CCR5 Antagonist

CCR5 receptor antagonists are a class of small molecules that antagonize the CCR5 receptor. The C-C motif chemokine receptor CCR5 is involved in the process by which HIV, the virus that causes AIDS, enters cells. Hence antagonists of this receptor are entry inhibitors and have potential therapeutic applications in the treatment of HIV infections.The life cycle of the HIV presents potential targets for drug therapy, one of them being the viral entry pathway. The C-C motif chemokine receptors CCR5 and CXCR4 are the main chemokine receptors involved in the HIV entry process. These receptors belong to the seven transmembrane G-protein-coupled receptor (GPCR) family and are predominantly expressed on human T-cells, dendritic cells and macrophages, Langerhans cells.They play an important role as co-receptors that HIV type 1 (HIV-1) uses to attach to cells before viral fusion and entry into host cells.[1] HIV isolates can be divided into R5 and X4 strains. R5 strain is when the virus uses the co-receptor CCR5 and X4 strain is when it uses CXCR4. The location of CCR5 receptors at the cell surface, both large and small molecules have the potential to interfere with the CCR5-viral interaction and inhibit viral entry into human cells.
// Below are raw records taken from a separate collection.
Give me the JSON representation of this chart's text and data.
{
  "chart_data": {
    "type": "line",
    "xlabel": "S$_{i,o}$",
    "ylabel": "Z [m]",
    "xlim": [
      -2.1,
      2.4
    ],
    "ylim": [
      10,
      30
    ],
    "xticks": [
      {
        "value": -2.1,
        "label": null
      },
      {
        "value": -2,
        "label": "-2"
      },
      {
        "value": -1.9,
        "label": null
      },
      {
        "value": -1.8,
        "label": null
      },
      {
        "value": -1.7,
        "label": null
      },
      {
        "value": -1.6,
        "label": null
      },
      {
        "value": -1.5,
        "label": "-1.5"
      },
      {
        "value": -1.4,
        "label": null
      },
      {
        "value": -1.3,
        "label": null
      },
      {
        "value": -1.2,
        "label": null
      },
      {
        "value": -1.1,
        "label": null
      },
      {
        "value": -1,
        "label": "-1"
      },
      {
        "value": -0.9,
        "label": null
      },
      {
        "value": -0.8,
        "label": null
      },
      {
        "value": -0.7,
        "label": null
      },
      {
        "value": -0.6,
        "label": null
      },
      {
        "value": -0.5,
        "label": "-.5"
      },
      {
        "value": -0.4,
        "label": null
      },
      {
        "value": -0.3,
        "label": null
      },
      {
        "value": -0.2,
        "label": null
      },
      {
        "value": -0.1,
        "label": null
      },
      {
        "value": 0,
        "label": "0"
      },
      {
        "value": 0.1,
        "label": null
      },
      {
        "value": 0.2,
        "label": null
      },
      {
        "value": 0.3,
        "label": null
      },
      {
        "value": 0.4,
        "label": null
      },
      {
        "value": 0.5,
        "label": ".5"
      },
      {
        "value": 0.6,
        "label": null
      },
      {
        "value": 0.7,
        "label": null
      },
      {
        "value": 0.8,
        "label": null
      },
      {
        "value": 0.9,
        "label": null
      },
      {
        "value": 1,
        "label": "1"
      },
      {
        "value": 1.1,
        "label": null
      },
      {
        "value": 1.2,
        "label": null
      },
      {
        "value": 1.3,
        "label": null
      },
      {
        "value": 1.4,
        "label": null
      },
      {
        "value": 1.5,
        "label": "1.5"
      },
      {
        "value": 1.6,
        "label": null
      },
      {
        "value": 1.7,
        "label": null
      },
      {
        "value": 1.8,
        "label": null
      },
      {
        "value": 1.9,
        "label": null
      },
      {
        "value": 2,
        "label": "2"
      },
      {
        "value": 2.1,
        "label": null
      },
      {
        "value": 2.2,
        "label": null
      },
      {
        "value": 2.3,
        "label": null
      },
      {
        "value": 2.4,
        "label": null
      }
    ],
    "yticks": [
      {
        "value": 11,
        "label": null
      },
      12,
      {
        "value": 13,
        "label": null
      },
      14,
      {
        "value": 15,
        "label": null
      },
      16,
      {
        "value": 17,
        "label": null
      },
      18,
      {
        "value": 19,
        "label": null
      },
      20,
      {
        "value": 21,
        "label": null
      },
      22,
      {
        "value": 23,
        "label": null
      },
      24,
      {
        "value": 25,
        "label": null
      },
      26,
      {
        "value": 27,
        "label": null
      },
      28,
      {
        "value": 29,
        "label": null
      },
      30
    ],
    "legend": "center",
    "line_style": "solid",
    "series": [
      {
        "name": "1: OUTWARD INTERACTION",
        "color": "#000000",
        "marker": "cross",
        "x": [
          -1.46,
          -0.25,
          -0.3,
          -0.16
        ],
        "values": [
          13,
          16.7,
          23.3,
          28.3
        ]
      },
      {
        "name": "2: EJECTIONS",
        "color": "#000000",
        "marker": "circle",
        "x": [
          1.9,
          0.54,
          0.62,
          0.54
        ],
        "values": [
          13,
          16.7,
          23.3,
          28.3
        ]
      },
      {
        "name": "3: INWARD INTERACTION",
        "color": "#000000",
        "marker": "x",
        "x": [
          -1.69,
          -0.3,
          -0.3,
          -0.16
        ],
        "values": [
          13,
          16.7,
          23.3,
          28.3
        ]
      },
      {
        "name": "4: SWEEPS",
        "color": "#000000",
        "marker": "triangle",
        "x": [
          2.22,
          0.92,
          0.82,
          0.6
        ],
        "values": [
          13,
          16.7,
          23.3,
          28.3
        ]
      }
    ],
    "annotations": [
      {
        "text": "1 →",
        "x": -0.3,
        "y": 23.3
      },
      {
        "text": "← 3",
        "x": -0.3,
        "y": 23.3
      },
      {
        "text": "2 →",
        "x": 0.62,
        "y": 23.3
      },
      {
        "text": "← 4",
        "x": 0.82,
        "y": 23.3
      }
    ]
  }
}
Mechanism of action HIV enters host cells in the blood by attaching itself to receptors on the surface of the CD4+ cell.[8] Viral entry to the CD4+ cell begins with attachment of the R5 HIV-1 glycoprotein 120 (gp120) to the CD4+ T-cell receptor, which produces a conformational change in gp120 and allows it to bind to CCR5, thereby triggering glycoprotein 41 (gp41) mediated fusion of the viral envelope with the cell membrane and the nucleocapsid enters the host cell. CCR5 co-receptor antagonists prevent HIV-1 from entering and infecting immune cells by blocking CCR5 cell-surface receptor. Small molecule antagonists of CCR5 bind to a hydrophobic pocket formed by the transmembrane helices of the CCR5 receptor. They are thought to interact with the receptor in an allosteric manner locking the receptor in a conformation that prohibits its co-receptor function.